En troisième lieu, mes thèses ne se confondent pas avec celles d’aucun auteur, Rivet, Moret, Breuil, etc. Sinon comment expliquer l’acharnement avec lequel les milieux conservateurs et nationalistes me combattent et me vouent une haine tenace depuis près de trente ans.
Quatrièmement, j’ai déjà dit dans ‘Nations Nègres’, page 138, (1re édition) et 187 (2e édition) et dans ‘Taxaw’ numéro 3, page 6, que mes travaux apportent du nouveau par rapport non seulement aux thèses de Hamburger, mais aussi de M. N. Reich. C’est à cette occasion que j’ai défini la déontologie du chercheur à laquelle Senghor est bien incapable de s’astreindre. Il n’y a pire sourd que celui qui ne veut pas entendre.
Senghor a dit à la télévision une phrase digne de maître Aliboron, qu’il ne répétera jamais, ‘mélangeant’ les noms Aurignacien, Moret, Breuil, Rivet, etc. ; que l’on s’est bien gardé de reproduire le lendemain dans la presse et qui montre qu’il prend les téléspectateurs sénégalais pour des ignorants. Nous attendons toujours des traces écrites dans une revue scientifique de ces idées qu’on prétend avoir recueillies dans les cours imaginaires desdits professeurs pendant la période qui va de 1930 à 1954, date de parution de ‘Nations Nègres’ ; j’aurais pu m’arrêter même en 1948, date de mon article intitulé ’Quand pourra-t-on parler d’une véritable renaissance culturelle africaine ?’. Oui en attendant un texte, même antidaté.
Si Senghor a suivi réellement ou même en imagination, les enseignements qu’il cite sur les idées que nous débattons aujourd’hui, pourquoi n’a-t-il pas fait dans ce domaine des travaux qui devraient précéder les miens de plusieurs décennies ? Comment expliquer cette carence ?
Dans le chapitre 2 de ‘Nations Nègres’ et dans le numéro 3 de ‘Taxaw’, page 3, j’ai montré clairement la nocivité pour l’âme africaine de ce que Senghor appelle la ‘négritude’. Que celle-ci triomphe et l’Afrique noire ne sera plus.
Comment donc des idées que j’ai passé toute ma vie à combattre, pour la survie de nos peuples, pourraient-elles m’influencer ?
Revenant à ma soutenance, je rappelle que plus d’un demi-millier de personnes y avaient assisté à la Sorbonne, elle dura sept heures et fut un vrai combat intellectuel sans concession, sous les yeux de toute la jeunesse estudiantine africaine présente à Paris. À la fin, ce fut un sentiment général de fierté très communicative qui anima toute l’assistance africaine car personne ne s’était trompé sur la profonde signification et l’importance de l’évènement : la culture africaine non folklorique venait de forcer les portes de la vieille Sorbonne. Les Africains commençaient à perdre leur complexe pour de bon.

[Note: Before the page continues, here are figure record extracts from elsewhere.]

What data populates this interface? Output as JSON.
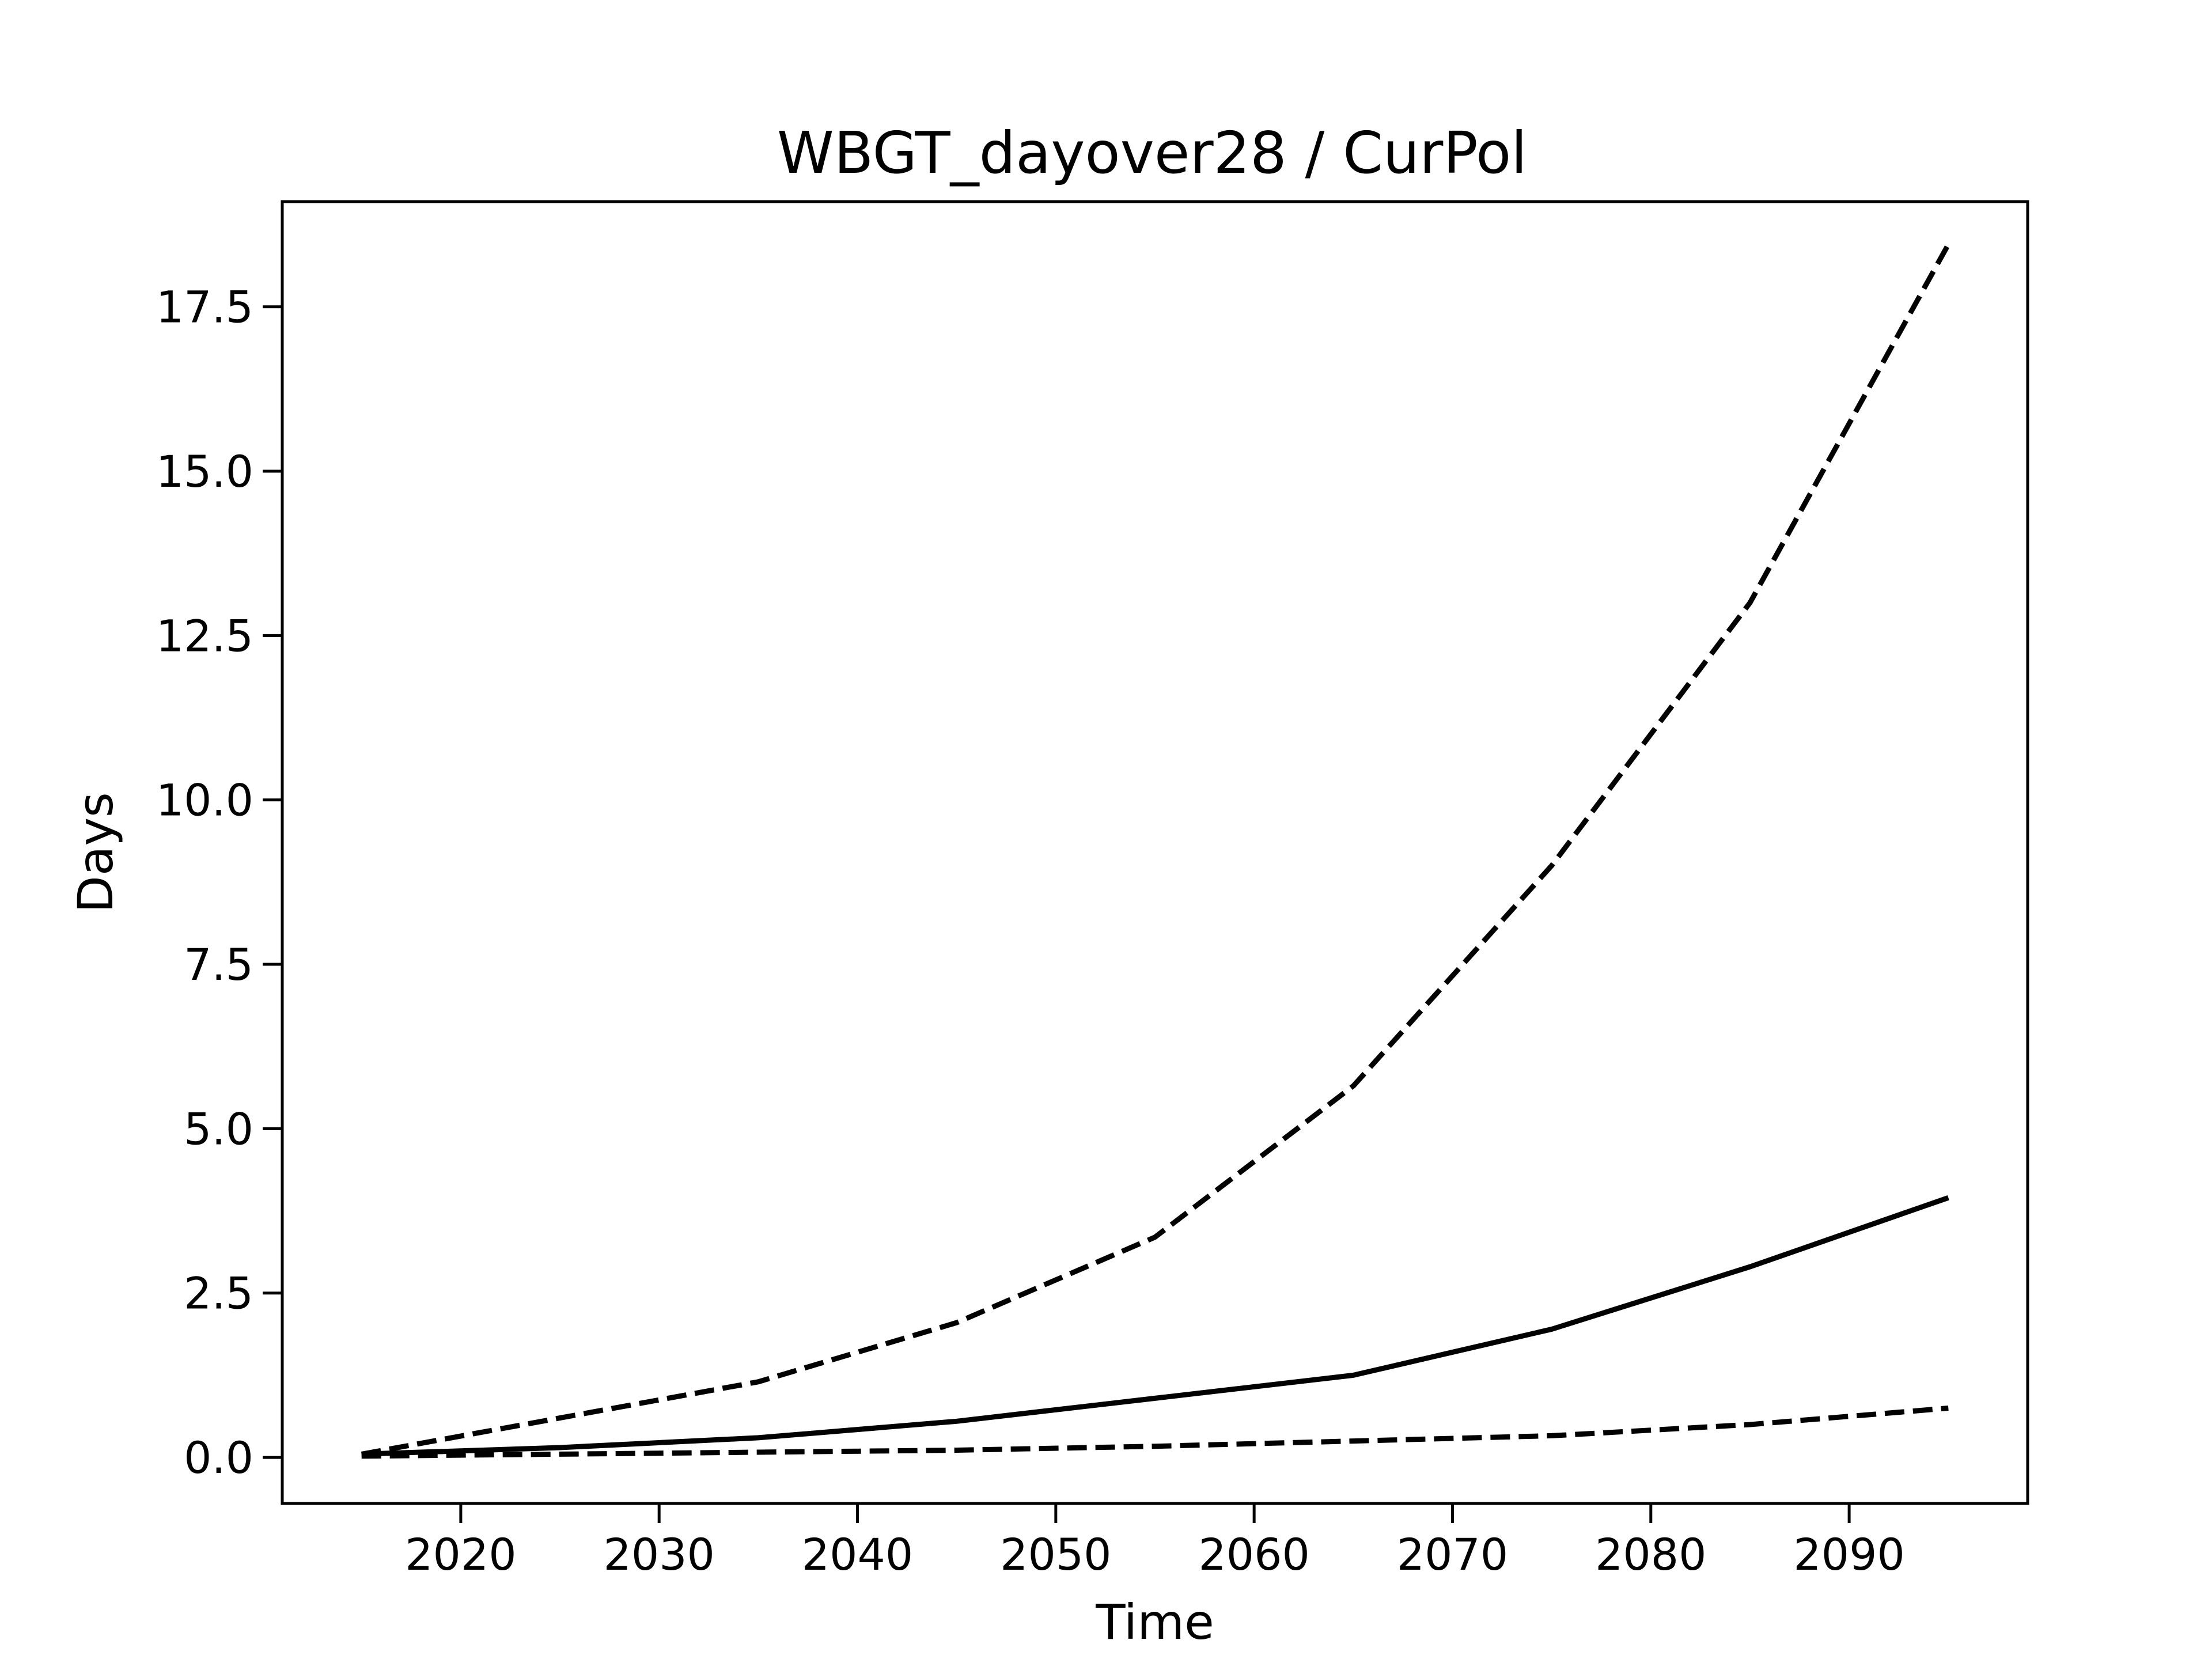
{
  "chart_data": {
    "type": "line",
    "title": "WBGT_dayover28 / CurPol",
    "xlabel": "Time",
    "ylabel": "Days",
    "xlim": [
      2011,
      2099
    ],
    "ylim": [
      -0.7,
      19.1
    ],
    "x_ticks": [
      2020,
      2030,
      2040,
      2050,
      2060,
      2070,
      2080,
      2090
    ],
    "y_ticks": [
      0.0,
      2.5,
      5.0,
      7.5,
      10.0,
      12.5,
      15.0,
      17.5
    ],
    "x_tick_labels": [
      "2020",
      "2030",
      "2040",
      "2050",
      "2060",
      "2070",
      "2080",
      "2090"
    ],
    "y_tick_labels": [
      "0.0",
      "2.5",
      "5.0",
      "7.5",
      "10.0",
      "12.5",
      "15.0",
      "17.5"
    ],
    "grid": false,
    "legend": "none",
    "x": [
      2015,
      2025,
      2035,
      2045,
      2055,
      2065,
      2075,
      2085,
      2095
    ],
    "series": [
      {
        "style": "dashed",
        "color": "#000000",
        "values": [
          0.05,
          0.6,
          1.15,
          2.05,
          3.35,
          5.65,
          9.0,
          13.0,
          18.45
        ]
      },
      {
        "style": "solid",
        "color": "#000000",
        "values": [
          0.05,
          0.15,
          0.3,
          0.55,
          0.9,
          1.25,
          1.95,
          2.9,
          3.95
        ]
      },
      {
        "style": "dashed",
        "color": "#000000",
        "values": [
          0.02,
          0.05,
          0.08,
          0.11,
          0.17,
          0.25,
          0.33,
          0.5,
          0.75
        ]
      }
    ]
  }
}
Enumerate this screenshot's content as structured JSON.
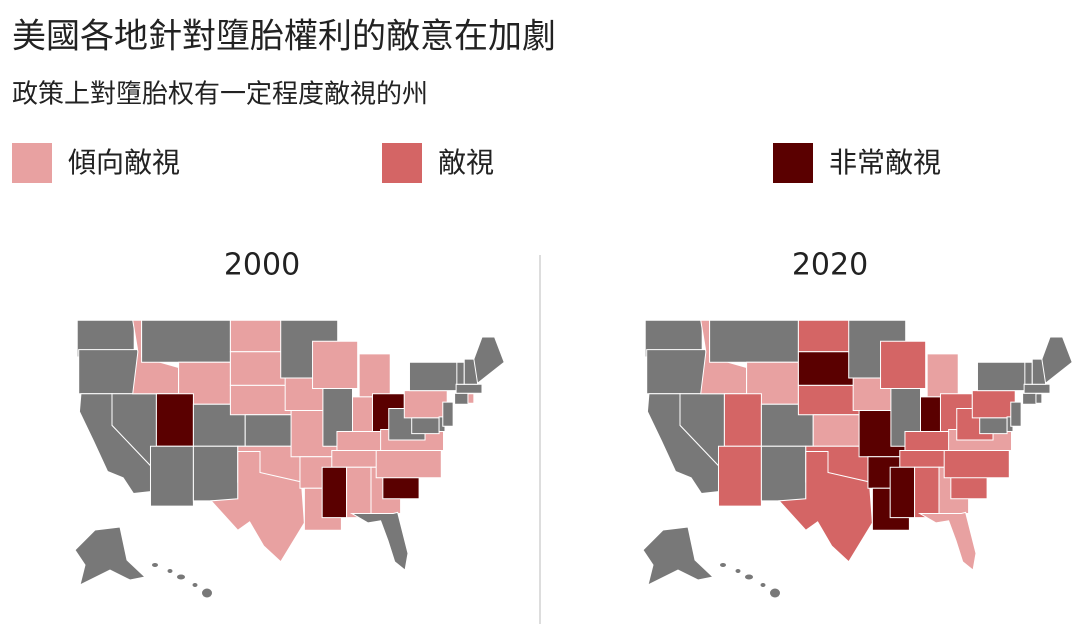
{
  "header": {
    "title": "美國各地針對墮胎權利的敵意在加劇",
    "subtitle": "政策上對墮胎权有一定程度敵視的州"
  },
  "legend": [
    {
      "label": "傾向敵視",
      "color": "#e8a1a1"
    },
    {
      "label": "敵視",
      "color": "#d46565"
    },
    {
      "label": "非常敵視",
      "color": "#5a0000"
    }
  ],
  "base_color": "#787878",
  "maps": [
    {
      "year": "2000",
      "levels": [
        0,
        0,
        0,
        0,
        1,
        0,
        1,
        3,
        0,
        0,
        0,
        1,
        1,
        1,
        0,
        1,
        1,
        0,
        1,
        1,
        1,
        1,
        1,
        0,
        1,
        1,
        3,
        1,
        1,
        3,
        1,
        1,
        0,
        3,
        1,
        1,
        0,
        1,
        0,
        0,
        0,
        0,
        0,
        1,
        0,
        0,
        0,
        0,
        0,
        0
      ]
    },
    {
      "year": "2020",
      "levels": [
        0,
        0,
        0,
        0,
        1,
        0,
        1,
        2,
        0,
        2,
        0,
        2,
        3,
        2,
        1,
        2,
        2,
        0,
        1,
        3,
        3,
        3,
        2,
        0,
        1,
        3,
        2,
        2,
        2,
        3,
        2,
        1,
        1,
        2,
        2,
        1,
        2,
        2,
        0,
        0,
        0,
        0,
        0,
        0,
        0,
        0,
        0,
        0,
        0,
        0
      ]
    }
  ]
}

D’autres Africains, aujourd’hui présents à Dakar, seraient mieux placés que moi pour décrire le contexte général de ces faits.
Les choses s’étaient passées ainsi parce que j’avais refusé, comme on le sait, toutes les solutions de facilité habituelle, qui auraient hypothéqué ma liberté de pensée. Il est de tradition à l’Université que tous ceux qui prennent pareils risques le paient. C’est le cas des meilleurs penseurs français à l’heure actuelle, surtout quand ils sont progressistes et c’est à leur honneur : Roger Garaudy, Henri Lefebres, Gilbert Murry, Michel Butor, Louis Althusser… celui-là même dont Senghor faisait l’éloge à la télévision.
Dans le journal Le Monde du 16 juin 1976 page 19, le professeur Olivier Reboul de l’Université de Strasbourg écrit : «Depuis le Vatican II, on se demandait ce qu’était devenu le Saint Office. Il semble bien qu’il fonctionne toujours sinon à Rome, du moins en France au sein de l’Université, sous le titre anodin de Comité Consultatif.»
Dans Le Monde de l’éducation, de février 1976, on lisait que le Comité consultatif des Universités avait refusé d’inscrire Michel Butor sur la liste d’aptitude aux fonctions de Maître de conférence, moyennant quoi l’Université de Genève a pu recruter Michel Butor. On apprend maintenant que le philosophe Louis Althusser vient d’essuyer le même refus. Cela signifie que des professeurs mondialement connus ayant enseigné quinze ans à l’étranger- je puis attester que Louis Althusser est un des très rares philosophes français dont on parle- ne peuvent avoir rang de professeur ou mieux de Maître de conférence chez nous. On rédige des thèses sur eux, mais eux n’ont pas le droit de diriger des thèses… Althusser est un de ces penseurs grâce auxquels on ne peut plus penser tout à fait comme avant.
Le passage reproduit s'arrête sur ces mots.